Folha de S. Paulo


Editorial: Delação mais premiada

Deputados distritais aprovaram uma lei que estabelece a oferta de prêmio em dinheiro a quem denunciar casos de corrupção no governo do Distrito Federal. Os delatores, que poderão levar 10% do valor que for recuperado, não podem ser autores nem coautores do crime.

A polêmica medida está agora nas mãos do governador do DF, Agnelo Queiroz (PT), que pode sancioná-la ou vetá-la.

O diploma entra na categoria das chamadas leis de delação premiada, mas, diferentemente dos dispositivos federais, que beneficiam com diminuição de pena criminosos arrependidos, pretende estimular a denúncia por pessoas que não tiveram participação no delito. Difícil não lembrar do famoso "reward" (recompensa) que encimava os cartazes de "procurado" no velho oeste americano.

Talvez por ser relativamente nova no Brasil, a filosofia da delação premiada ainda causa incômodo. No que diz respeito às normas que favorecem bandidos penitentes, a origem do desconforto é clara: elas incentivam a traição, conduta tão negativa que provoca repúdio mesmo quando ocorre entre criminosos e em benefício da sociedade.
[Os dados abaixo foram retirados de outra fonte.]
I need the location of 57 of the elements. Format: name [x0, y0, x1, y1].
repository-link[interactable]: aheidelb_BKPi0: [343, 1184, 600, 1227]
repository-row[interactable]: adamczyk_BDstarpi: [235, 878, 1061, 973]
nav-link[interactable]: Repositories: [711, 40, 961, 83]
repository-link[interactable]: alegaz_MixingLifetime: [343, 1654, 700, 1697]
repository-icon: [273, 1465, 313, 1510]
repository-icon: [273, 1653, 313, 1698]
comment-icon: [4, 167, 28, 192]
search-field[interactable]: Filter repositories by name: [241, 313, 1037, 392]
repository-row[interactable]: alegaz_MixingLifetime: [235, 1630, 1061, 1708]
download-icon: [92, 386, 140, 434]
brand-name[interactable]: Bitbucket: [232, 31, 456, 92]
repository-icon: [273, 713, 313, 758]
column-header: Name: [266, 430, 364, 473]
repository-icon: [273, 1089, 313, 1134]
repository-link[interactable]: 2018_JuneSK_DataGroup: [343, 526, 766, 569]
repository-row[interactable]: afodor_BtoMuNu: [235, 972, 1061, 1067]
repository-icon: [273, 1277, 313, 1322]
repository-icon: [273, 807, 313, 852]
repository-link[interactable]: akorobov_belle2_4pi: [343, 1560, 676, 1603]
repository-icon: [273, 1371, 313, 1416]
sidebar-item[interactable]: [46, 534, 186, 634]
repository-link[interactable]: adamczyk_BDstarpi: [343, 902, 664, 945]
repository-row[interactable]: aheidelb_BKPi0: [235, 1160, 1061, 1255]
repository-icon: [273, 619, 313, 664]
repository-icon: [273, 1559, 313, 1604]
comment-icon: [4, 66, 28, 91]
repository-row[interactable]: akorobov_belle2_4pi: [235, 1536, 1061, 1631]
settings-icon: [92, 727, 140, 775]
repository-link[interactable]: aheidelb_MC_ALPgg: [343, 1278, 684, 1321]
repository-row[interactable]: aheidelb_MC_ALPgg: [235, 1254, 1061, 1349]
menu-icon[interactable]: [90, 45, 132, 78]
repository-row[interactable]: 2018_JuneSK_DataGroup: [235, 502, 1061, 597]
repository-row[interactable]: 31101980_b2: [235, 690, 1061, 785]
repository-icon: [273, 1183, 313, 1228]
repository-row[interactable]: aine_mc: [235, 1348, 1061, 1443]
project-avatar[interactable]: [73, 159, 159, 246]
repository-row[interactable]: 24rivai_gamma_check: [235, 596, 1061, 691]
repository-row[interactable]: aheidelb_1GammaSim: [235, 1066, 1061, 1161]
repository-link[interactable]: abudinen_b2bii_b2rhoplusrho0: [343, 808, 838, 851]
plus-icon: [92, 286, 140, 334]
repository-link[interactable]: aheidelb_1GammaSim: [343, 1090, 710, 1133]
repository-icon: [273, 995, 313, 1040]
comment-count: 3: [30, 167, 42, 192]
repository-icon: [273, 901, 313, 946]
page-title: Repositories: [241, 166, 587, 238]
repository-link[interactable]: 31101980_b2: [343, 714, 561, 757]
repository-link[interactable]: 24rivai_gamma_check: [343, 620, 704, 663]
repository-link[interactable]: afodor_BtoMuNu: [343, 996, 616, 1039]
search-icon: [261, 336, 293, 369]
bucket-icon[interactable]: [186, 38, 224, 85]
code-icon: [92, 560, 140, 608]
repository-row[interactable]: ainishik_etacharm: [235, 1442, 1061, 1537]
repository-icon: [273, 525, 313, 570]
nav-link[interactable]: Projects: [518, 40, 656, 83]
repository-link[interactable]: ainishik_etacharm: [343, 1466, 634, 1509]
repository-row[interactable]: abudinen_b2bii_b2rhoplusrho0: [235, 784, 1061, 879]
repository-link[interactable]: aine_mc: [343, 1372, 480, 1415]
A lei brasiliense conta com mecanismo mais sutil. Como o delator não pertenceria à quadrilha, não se pode falar em traição. A ideia, ainda assim, é perturbadora.

Em tese, qualquer pessoa que tome conhecimento de um crime tem o dever moral de denunciá-lo às autoridades competentes --se se tratar de servidor público, há ainda um dever legal. Ao colocar uma etiqueta de preço num ato que deveria ser automático, a regra de alguma forma rebaixa a cidadania.

Exercícios teóricos sobre comportamentos éticos, porém, funcionam melhor nos manuais de filosofia do que na prática. No mundo real, delatar um crime envolve riscos. No mínimo, de ser tachado de alcaguete. Na pior das hipóteses, a própria vida é ameaçada.

Sem estímulos palpáveis, como recompensas em dinheiro ou vantagens processuais, a maioria tende a optar pela mais confortável inércia --ou pela denúncia anônima, expediente com frequência contestado nos tribunais.

Para combater com mais eficiência os múltiplos e variados esquemas de corrupção e o crime organizado, a sociedade precisa reconhecer que, dentro de certos limites, determinadas medidas pragmáticas constituem um avanço.

Se bem regulamentada, a recompensa pode representar importante ferramenta --e impulsos morais automáticos não deveriam impedi-la.